Is er ook bij omgevingsvergunningen voor private ontwikkelingen in de voorwaarden voor hemelwaterberging oog voor het benutten van opportuniteiten in de bredere omgeving, zowel op vlak van de berging van het water als het hergebruik ervan?

Christophe Peeters
Gemeenteraadslid

Antwoord:
Voorzitter, ik ken collega Peeters al zeer lang. Ik probeer echt zijn woorden te savoureren. De zin “collectieve systemen zijn in alle opzichten veel duurzamer …”. Ik ben oprecht blij om dit te horen van de heer Peeters, en ik denk met mij heel wat mensen in de zaal.

Ik ga antwoorden op uw vraag. Op 10 februari 2023 keurde de Vlaamse Regering de gewestelijke Hemelwaterverordening goed. Vasthouden, bergen en pas in laatste instantie afvoeren van water is een van de leidende principes in het waterbeleid. De noodzaak daarvoor is – helaas – recent nog zeer duidelijk geworden in de Ijzervallei. Ook dichter bij ons, in de Leievallei, was de alarmdrempel overschreden.

De uitgangspositie is dat iedereen, zowel particulier als openbaar bestuur water maximaal opvangt en bijhoudt. Iedereen moet dus inspanningen doen. Daarom heeft de Vlaamse Regering normen en verplichtingen uitgewerkt voor het volledige Vlaams Gewest.

Als bestuurder van Farys en Fluvius, als voorzitter, weet u dat er in ons openbaar domein geen onbeperkte ruimte is onder de grond. Op veel plaatsen zit onze ondergrond al vol met rioleringen en allerlei leidingen. Het is soms onvoorstelbaar. Het is dus niet evident om private plichten/lasten voor het water van het eigen perceel af te wentelen op het openbaar domein. Er moet een duidelijke meerwaarde zijn voor het algemeen belang om dit vanuit het openbaar bestuur te doen. Bovendien moeten daarvoor ook de budgettaire middelen voorzien worden binnen de stadsbegroting.

Het is een piste die we verder kunnen en willen onderzoeken maar waar we omzichtig mee moeten omspringen. Dergelijke infrastructuur heeft ook gevolgkosten en brengt de nodige beperkingen (ruimte riolering, nutsleidingen,…) en aansprakelijkheid voor later beheer met zich mee.

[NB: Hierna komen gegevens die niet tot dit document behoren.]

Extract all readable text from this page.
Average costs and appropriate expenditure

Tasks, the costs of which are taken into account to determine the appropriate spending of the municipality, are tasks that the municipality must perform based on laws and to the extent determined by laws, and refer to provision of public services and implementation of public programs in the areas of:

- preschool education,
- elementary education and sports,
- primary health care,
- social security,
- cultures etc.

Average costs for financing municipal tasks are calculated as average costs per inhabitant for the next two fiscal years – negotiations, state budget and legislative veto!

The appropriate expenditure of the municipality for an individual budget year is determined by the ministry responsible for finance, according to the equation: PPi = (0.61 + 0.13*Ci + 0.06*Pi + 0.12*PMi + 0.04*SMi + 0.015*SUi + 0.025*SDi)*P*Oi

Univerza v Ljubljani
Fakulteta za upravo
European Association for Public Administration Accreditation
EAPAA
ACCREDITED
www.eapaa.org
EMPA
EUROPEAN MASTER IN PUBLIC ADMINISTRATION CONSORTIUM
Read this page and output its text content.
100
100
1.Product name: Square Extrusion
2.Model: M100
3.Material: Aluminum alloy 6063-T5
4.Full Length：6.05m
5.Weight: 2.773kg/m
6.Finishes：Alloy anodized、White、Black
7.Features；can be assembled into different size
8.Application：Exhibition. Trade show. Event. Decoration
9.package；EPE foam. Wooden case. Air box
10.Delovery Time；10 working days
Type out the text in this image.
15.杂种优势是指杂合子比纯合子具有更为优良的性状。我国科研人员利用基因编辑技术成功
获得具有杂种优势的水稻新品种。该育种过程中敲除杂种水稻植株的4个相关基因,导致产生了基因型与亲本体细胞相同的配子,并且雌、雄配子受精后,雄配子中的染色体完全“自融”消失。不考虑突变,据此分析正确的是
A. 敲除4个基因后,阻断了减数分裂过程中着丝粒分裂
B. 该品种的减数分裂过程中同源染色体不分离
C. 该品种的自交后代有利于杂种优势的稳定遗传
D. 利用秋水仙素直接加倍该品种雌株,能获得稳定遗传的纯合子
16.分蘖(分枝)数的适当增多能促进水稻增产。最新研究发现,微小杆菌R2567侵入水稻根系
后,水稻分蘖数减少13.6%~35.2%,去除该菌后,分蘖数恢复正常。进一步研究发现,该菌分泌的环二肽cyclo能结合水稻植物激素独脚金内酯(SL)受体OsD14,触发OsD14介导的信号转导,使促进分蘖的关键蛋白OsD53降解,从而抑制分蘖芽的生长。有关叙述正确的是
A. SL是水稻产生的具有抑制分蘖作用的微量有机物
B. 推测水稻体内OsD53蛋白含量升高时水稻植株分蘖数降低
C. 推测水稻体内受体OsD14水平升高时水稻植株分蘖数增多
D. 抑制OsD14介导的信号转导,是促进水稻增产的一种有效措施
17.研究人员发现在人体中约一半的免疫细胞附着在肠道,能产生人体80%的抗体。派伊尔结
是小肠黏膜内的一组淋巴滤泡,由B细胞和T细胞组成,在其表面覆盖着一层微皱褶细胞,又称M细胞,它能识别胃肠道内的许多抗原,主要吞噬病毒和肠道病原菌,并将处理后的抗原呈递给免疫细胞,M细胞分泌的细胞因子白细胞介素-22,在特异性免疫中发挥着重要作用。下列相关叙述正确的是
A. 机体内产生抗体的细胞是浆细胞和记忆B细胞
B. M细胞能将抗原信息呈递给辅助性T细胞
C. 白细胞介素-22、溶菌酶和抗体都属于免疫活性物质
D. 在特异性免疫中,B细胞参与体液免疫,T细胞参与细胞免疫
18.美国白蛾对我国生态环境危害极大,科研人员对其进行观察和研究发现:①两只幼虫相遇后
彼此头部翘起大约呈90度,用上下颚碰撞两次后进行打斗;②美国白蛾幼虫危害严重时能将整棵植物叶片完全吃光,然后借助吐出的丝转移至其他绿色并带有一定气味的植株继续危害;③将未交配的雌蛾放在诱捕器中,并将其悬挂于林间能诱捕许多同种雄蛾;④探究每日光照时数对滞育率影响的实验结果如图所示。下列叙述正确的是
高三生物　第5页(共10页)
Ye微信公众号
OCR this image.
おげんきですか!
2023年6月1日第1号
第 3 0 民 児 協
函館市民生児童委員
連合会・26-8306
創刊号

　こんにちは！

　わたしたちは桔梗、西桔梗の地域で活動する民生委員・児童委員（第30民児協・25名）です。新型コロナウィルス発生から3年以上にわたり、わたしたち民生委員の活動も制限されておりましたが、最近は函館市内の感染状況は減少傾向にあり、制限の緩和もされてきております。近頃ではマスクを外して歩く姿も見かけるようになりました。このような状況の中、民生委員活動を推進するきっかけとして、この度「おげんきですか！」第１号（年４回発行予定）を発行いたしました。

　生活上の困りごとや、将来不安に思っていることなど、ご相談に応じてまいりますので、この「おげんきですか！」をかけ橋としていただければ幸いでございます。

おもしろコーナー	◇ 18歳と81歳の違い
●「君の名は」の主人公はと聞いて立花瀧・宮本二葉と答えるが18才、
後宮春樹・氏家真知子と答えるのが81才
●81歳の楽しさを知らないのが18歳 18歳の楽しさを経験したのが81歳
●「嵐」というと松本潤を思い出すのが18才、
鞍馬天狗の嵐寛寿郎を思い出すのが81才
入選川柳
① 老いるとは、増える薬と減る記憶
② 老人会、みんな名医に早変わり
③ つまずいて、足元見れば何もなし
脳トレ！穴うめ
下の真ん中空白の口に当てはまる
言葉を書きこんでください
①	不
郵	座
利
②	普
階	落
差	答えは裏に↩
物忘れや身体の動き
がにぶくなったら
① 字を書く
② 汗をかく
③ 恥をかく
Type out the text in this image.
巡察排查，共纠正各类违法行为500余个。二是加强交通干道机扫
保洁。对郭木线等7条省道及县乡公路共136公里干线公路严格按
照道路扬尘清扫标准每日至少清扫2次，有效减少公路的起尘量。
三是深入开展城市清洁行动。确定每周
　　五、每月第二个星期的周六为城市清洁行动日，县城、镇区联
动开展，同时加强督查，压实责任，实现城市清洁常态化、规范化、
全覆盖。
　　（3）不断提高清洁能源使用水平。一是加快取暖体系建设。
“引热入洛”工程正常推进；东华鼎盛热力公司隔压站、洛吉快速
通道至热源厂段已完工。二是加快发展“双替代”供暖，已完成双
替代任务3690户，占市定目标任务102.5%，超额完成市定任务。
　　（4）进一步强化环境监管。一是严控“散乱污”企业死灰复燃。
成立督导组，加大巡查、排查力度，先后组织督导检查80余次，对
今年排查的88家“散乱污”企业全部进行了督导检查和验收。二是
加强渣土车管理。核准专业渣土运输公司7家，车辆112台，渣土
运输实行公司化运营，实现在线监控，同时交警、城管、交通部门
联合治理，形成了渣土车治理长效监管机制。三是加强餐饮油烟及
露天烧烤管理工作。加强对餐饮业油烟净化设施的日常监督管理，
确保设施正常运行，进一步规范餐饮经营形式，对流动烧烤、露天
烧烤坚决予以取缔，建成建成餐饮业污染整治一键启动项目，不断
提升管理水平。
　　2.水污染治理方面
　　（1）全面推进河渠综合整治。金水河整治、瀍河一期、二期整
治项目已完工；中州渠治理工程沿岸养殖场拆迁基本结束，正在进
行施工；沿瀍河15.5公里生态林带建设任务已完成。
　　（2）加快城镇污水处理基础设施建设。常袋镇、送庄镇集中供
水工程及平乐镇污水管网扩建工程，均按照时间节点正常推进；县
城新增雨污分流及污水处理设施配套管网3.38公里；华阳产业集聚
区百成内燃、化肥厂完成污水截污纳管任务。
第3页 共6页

Tot nu toe passen wij collectieve hemelwaterputten enkel toe in specifieke projecten op het openbaar domein. Recent zijn er al enkele voorbeelden:

Bij de heraanleg van Oostakkerdorp is een regenwaterput geplaatst waarop het dak van de kerk is aangesloten. Het water wordt gebruikt voor een spelelement en voor de Groendienst.
Bij de heraanleg van de omgeving aan Ekkergemkerk is een regenwaterput voorzien voor een deel van het water van de kerk. De groendienst kan hier regenwater oppompen. Er is een wachtbuis voorzien voor toekomstig herbruik van regenwater voor sanitair in de kerk. De overloop van de put vloeit naar een wadi voor infiltratie.
Nog een bekend voorbeeld zijn de pompen aan Sint Lievenspoortstraat-Brusselsepoortstraat en de pomp aan de Zandberg. Die worden gevoed met regenwater van de voorgevels dat naar een regenwaterput stroomt.
In een beluikje aan de Bevrijdingslaan zit eveneens een kleine put onder het openbaar domein met een handpomp.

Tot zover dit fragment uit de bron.